Another excellent article about sex writing, this one focuses on the uses of sex in fiction, sex as a way of revealing character, as a way of forwarding plot. Sex being about something. And there's a lot to like about this consciousness of writing sex as craft, as having some agency as a writer in making the sex mean something. I'm not certain I necessarily agree one hundred percent, but that might just be because I believe that sex is basically always about something, always means something, even in works where sex is meant to be more erotic. This is a much different kind of article than the last, because there is no real engagement with erotica here. This is writing sex for more…hmmm…well, non-erotic writers. For genre writers or literary writers. There isn't an awful lot of talking to writers who want to write to arouse, to explore, and to engage directly and explicitly with sex and the erotic. It makes a very interesting contrast to the last article, though, and it offers up quite a bit of insight and advice for writers. A great idea to include both of these articles in the same week. Indeed!

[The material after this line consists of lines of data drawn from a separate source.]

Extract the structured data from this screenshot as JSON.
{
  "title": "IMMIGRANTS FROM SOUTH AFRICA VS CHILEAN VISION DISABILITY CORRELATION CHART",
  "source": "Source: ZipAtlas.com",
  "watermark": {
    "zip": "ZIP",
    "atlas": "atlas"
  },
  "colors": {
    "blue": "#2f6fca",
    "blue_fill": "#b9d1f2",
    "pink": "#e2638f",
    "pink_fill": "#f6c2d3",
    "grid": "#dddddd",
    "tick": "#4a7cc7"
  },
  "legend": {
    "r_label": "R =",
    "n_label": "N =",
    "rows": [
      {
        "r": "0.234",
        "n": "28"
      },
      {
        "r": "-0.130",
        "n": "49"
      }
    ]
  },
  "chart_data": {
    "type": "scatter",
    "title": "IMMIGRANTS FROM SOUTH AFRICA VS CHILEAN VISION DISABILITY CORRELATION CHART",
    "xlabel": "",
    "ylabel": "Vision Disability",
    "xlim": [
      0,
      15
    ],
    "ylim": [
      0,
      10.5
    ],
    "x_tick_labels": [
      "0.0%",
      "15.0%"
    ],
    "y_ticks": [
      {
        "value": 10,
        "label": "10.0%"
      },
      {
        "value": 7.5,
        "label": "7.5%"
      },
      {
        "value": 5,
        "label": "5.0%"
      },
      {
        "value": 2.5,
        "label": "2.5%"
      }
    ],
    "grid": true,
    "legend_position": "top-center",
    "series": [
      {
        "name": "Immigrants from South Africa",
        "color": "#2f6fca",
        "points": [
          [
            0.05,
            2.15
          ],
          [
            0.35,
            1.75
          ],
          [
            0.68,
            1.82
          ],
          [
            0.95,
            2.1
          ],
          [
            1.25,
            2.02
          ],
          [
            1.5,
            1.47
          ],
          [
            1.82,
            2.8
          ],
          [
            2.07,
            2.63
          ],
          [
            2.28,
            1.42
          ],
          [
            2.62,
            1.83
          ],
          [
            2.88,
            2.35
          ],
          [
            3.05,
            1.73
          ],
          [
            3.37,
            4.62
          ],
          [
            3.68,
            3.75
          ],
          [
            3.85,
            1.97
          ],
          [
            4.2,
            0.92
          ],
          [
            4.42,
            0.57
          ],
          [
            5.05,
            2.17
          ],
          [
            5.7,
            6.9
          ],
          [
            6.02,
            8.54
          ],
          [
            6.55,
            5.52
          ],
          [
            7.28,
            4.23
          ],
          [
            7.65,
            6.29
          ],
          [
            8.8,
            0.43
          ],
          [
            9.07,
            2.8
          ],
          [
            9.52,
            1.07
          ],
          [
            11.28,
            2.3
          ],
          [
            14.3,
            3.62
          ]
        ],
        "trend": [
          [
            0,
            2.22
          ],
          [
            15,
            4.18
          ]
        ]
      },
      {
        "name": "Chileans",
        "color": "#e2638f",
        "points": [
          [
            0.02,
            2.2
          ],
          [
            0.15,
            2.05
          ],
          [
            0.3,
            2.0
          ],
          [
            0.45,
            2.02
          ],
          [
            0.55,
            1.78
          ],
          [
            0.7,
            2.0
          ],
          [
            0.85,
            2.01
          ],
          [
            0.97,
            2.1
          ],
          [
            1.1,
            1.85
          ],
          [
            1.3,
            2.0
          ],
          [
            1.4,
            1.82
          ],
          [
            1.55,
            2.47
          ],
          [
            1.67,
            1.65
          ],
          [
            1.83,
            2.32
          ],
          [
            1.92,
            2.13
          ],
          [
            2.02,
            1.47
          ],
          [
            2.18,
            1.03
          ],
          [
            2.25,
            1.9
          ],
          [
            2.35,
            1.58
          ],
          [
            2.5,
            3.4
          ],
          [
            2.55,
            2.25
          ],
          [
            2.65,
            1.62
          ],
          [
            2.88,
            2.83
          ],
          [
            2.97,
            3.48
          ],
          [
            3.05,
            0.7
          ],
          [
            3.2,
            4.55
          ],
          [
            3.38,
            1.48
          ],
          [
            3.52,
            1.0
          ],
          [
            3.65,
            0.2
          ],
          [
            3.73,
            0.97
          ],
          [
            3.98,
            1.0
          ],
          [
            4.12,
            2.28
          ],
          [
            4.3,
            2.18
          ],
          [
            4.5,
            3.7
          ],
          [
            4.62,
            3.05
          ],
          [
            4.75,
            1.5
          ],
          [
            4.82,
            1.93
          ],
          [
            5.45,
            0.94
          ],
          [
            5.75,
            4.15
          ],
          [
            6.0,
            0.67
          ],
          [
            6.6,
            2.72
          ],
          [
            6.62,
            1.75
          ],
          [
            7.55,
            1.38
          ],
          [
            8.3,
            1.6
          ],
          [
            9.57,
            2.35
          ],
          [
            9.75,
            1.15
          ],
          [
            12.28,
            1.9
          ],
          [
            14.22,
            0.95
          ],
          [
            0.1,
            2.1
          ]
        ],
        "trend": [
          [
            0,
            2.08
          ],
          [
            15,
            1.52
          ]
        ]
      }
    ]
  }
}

"Intertitles: The Guest, Camp, and the Horror of Masculinity" by Genevieve Valentine

I'm not actually familiar with the main text being discussed in this column, but I don't feel I really need to be to understand that what's being talking about is the conversation that horror is having with itself. The way in which the old tropes, the camp, are being complicated. The way that works can use camp and the inherent silliness of it to question the idea of that camp really being funny. The column does a great job of showing how horror circles around ideas of toxic masculinity and sin and how as a genre it operates on certain tendencies in people that even while conscious of them can produce a rather…problematic text. Just being aware of the problems is not enough, basically. Instead, that awareness needs to lead to a complicating of what horror does, which is to play with human desire to see pain, the human desire to be scared but also to be comforted. And the column does a good job of asking if horror is something we should take comfort in, especially when its tropes are steeped in misogyny and racism. Another great piece of nonfiction.